A Taliban government spokesman was not immediately available to comment on the report.
While Afghans living in poverty have always faced difficulties obtaining health care due to cost, increasing numbers now struggle to pay for food and often the cost of medicines and transportation to access health services. Are unable to cover.
“Since the Taliban took power, the price of my medicines has almost doubled,” a 54-year-old man suffering from kidney infection told HRW. “It’s very high for people who don’t have jobs.”
The report quoted an unnamed official at the charity Mercy Corps as telling HRW in September that “the humanitarian response in Afghanistan cannot keep pace with deteriorating conditions in the country.”

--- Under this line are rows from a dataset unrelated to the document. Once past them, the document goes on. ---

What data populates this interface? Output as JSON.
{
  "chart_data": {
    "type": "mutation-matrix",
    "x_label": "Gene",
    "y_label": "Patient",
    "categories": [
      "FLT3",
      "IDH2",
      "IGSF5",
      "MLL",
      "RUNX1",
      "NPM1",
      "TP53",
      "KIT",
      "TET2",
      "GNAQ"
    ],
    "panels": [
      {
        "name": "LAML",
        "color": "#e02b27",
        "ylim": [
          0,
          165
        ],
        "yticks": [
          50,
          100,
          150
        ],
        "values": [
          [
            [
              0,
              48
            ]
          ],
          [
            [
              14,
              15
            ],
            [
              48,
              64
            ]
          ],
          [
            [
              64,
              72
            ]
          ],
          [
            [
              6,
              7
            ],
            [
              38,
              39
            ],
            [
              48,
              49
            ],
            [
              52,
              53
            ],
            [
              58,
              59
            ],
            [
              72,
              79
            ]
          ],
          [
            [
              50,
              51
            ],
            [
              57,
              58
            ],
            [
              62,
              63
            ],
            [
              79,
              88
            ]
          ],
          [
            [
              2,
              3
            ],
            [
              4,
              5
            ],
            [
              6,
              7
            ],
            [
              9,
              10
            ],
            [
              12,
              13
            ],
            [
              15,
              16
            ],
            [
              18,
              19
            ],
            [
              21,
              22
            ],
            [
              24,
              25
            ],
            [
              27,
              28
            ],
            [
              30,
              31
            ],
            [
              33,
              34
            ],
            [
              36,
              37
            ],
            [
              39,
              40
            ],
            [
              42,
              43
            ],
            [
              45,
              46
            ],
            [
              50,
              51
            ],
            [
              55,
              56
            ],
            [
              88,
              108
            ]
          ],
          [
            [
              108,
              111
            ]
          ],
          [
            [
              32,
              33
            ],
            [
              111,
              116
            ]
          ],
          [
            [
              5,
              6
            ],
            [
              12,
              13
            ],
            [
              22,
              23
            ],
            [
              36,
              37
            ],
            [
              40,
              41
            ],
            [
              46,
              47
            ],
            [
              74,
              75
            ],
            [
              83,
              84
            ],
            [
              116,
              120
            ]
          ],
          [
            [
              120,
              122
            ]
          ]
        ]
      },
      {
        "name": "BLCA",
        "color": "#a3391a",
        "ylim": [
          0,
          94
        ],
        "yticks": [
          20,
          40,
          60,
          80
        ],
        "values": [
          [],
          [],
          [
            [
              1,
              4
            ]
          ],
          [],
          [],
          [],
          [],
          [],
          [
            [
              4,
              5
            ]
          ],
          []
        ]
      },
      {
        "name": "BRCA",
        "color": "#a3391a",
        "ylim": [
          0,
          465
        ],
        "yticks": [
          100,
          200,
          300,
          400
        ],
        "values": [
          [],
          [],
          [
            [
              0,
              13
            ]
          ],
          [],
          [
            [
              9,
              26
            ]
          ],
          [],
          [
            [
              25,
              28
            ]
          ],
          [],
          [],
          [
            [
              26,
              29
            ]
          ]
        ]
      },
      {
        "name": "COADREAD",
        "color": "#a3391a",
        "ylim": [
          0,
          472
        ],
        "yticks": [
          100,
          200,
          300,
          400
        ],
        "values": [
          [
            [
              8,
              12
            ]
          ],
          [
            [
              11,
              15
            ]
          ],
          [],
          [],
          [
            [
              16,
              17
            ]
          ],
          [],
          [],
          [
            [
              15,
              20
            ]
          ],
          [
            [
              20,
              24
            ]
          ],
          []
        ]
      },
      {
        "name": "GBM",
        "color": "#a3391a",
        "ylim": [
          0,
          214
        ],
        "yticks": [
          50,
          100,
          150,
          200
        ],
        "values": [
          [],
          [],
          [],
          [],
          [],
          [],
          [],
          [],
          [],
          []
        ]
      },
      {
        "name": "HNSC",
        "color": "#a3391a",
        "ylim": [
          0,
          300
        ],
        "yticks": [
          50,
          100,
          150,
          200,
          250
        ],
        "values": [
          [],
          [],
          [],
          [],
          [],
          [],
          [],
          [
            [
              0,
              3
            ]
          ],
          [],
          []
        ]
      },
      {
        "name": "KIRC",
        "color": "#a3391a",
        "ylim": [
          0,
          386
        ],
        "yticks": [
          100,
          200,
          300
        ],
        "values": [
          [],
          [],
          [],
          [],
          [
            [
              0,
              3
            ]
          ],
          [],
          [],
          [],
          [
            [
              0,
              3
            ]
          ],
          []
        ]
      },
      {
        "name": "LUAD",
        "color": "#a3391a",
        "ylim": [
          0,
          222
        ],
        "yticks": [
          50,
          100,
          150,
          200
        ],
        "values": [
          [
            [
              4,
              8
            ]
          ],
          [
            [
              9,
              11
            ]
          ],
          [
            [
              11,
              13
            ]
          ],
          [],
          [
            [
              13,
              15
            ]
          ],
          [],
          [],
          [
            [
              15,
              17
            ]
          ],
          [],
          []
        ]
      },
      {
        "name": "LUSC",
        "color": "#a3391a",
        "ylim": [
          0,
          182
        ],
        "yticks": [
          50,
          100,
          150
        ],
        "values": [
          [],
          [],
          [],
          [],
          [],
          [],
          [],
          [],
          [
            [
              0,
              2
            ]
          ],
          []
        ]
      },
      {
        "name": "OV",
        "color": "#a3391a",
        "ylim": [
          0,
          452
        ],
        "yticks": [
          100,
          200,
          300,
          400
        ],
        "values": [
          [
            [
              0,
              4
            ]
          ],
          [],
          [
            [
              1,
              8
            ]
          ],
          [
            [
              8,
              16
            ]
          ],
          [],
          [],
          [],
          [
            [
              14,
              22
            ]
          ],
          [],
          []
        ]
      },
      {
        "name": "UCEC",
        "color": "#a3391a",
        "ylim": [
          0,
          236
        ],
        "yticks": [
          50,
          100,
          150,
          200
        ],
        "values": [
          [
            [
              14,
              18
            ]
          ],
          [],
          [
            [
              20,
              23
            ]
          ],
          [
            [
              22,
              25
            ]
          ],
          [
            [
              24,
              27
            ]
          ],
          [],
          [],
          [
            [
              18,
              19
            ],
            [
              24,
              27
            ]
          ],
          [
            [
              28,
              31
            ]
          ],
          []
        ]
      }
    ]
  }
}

The Taliban also imposed strict rules regarding women’s head coverings or hijab and the presence of a male guardian, known as a mahram, which hindered women from traveling for work or receiving treatment, the report said. Is.
The report cited an unnamed doctor in the city of Samangan as saying he had been told by the Taliban “not to treat any female patient who is not accompanied by a mahram or who is not wearing full hijab.”
“The unprecedented economic crisis in Afghanistan means millions of people are facing life-threatening conditions,” said Abbasi, the HRW researcher. “The situation demands more than humanitarian assistance; Sustained efforts are needed to prevent further economic decline and alleviate the enormous suffering of the Afghan population.